Марта повертела телефон в руках и озадаченно пожала плечами. Если Натке охота разыгрывать трагедию – пускай. Хотя поводов нет. Все живы, здоровы и даже счастливы. Да, именно так. Впервые за последние лет двадцать Марта чувствовала себя по-настоящему счастливой. Она снова занималась любимым делом. Конечно, косметология ее тоже привлекала, и у Марты не было намерения уходить из профессии. Ей просто необходимо сделать перерыв, чтобы все восстановить, вернуть на круги своя, чтобы вспомнить то, о чем она так долго и безрезультатно пыталась забыть. Пыталась, но не смогла. Не отпускали сны, не отпускали ощущения, не отпускала память. Музыка обязана была вернуться в ее судьбу. С нее все началось, ею и должно было закончиться. Когда закончится и как, Марта, конечно, не знала, но начало – реальное, а не подсознательное, что являлось во сне, – она прекрасно помнила: Ритуля попросила написать музыку к спектаклю, и у Марты получилось. А потом получилось еще, и опять, и снова, и в очередной раз. И вот уже Марта робко продемонстрировала свои успехи в музыкальной школе. И ее старенькая профессорша, всегда требовательная и строгая, улыбалась, и прижимала сухонькие руки ко рту, и шептала проникновенно и чуть удивленно:

– Марта, но это же прекрасно, прекрасно! Концерт, слышишь? Обязательно концерт. Позовем педагогов школы, и я уверена, они оценят. Поедешь на конкурс.

– Я поеду на конкурс, – сообщила она Натке, сама до конца не веря своим словам. К этому времени девочки уже учились в шестом классе и по-прежнему были неразлучны.

– Здорово! А когда этот твой конкурс?

– Весной. Хорошо, что еще полгода в запасе на подготовку.

– Весно-о-ой? Ты в своем уме?!

– А что?

– Да я родителям уже все уши прожужжала, что без тебя ни в какой Париж не поеду. Я уже их почти уломала. Они, можно сказать, одной ногой в твоем детдоме, другой – в департаменте. Папа же назначение получил. Так что весной тебя ждет не конкурс, а Париж. Будешь там в фестивалях участвовать и в лауреатах ходить. Не прогадаешь!

Марта снова не спала ночами, нервничала и заставляла нервничать своих педагогов.

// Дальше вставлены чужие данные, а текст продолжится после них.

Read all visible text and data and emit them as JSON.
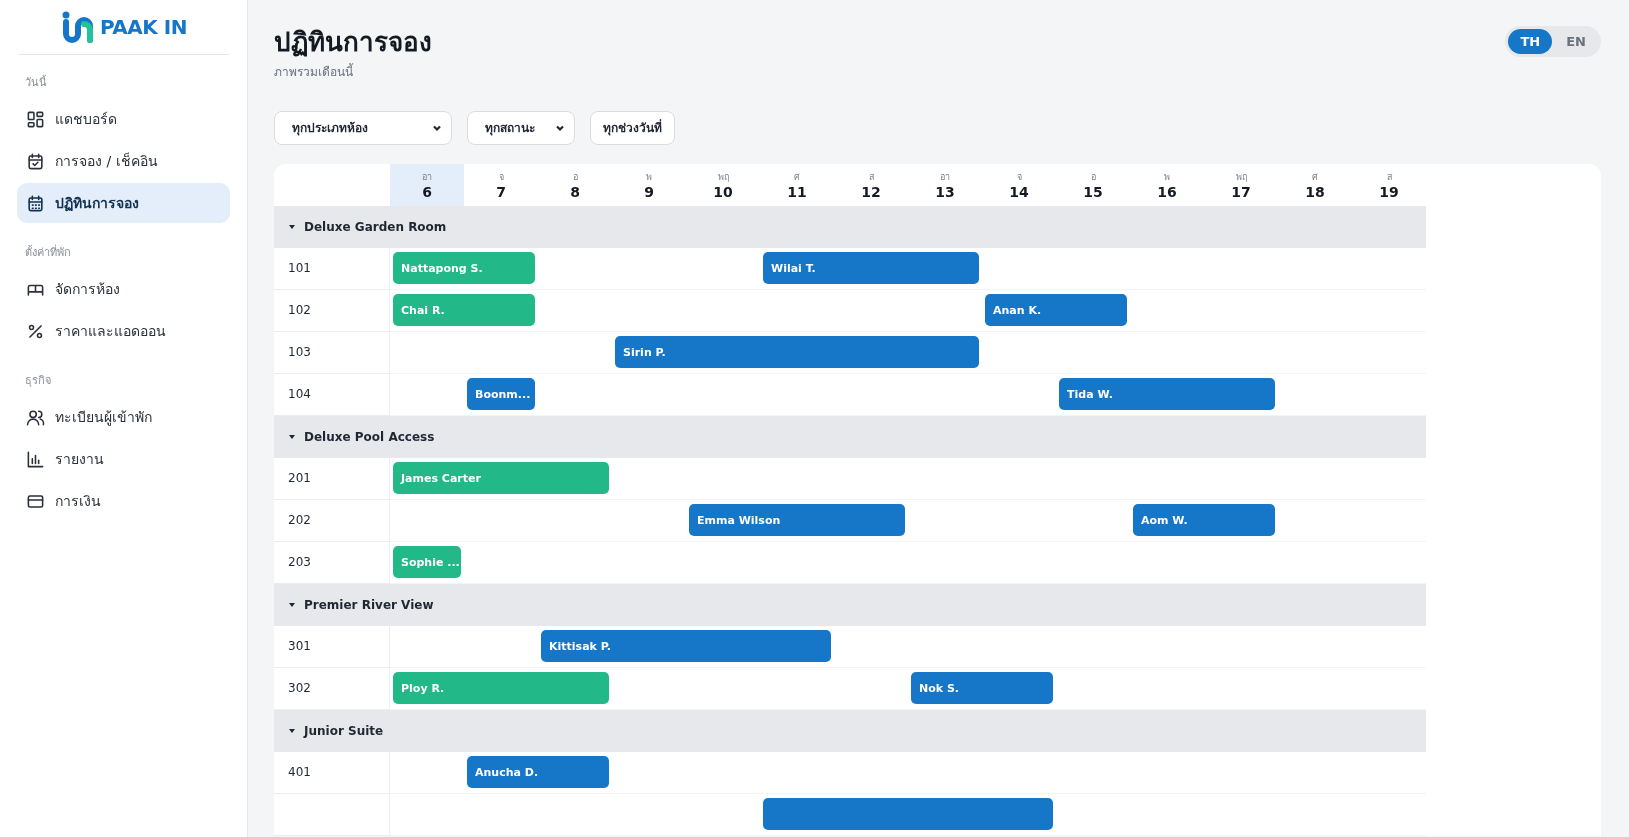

– Что с пальцами? Они зажаты, скрючены. Ты путаешь ноты! – возмущалась и хваталась за сердце старенькая профессорша в музыкальной школе. – Марта, тебе оказали доверие, и надо трудиться.

– Я понимаю.

– Понимать мало, надо делать!

Марта старалась. Но стоило ей усесться в актовом зале детдома за пианино, как мысли одолевали со страшной силой и не давали сосредоточиться на инструменте. «Ехать – не ехать? Ехать – не ехать? Ехать – не ехать?» – выводил мозг вместо привычных до, ре, ми. Марта всегда была рассудительной, а жизнь в детдоме научила ее не питать пустых иллюзий. Она понимала: встреча с Наткой – это счастливый билет, подкинутый ей нелегкой судьбой. Если бы не подруга, музыка осталась бы волшебным сном. Да и не только в музыке дело. Именно своим искренним отношением и преданностью Натка заставила одноклассников перестать относиться к Марте свысока. Теперь девочка не чувствовала себя в школе чужой даже тогда, когда верная подруга болела. Марта была талантлива. Ее таланту завидовали, но им и восхищались. Люди всегда жаждут быть к таланту поближе, они хотят ощущать сопричастность. Ребята теперь тянулись к Марте, с ней хотели дружить, ее мнением интересовались, к нему прислушивались. Теперь не было в ней того страха перед будущим, который охватывал раньше при мысли о возможном отъезде Натки. Раньше, еще каких-то полгода назад, обещания подруги взять Марту с собой казались чем-то необыкновенным и очень желанным, но теперь Марта чувствовала, что уже не испытывает той радости, что испытывала прежде. Во-первых, она повзрослела и начала осознавать, что все то добро, которое получила она от Наткиных родителей, совершили они в первую очередь не для ее – Мартиного – блага, а в угоду собственной дочери. И их решение забрать Марту из детского дома – это не движение души и никакая не потребность, а все та же любовь к Натке и нежелание ее расстраивать. Ну нужна ребенку новая игрушка – почему бы не подарить? А игрушкой Марта быть не хотела, и приживалкой, и обузой. Она и без того чувствовала себя обязанной этим людям за участие в своей жизни. Пускай все сто раз из-за и для Натки, но хорошо-то от этого Марте. А если всем хорошо, то какие могут быть разговоры?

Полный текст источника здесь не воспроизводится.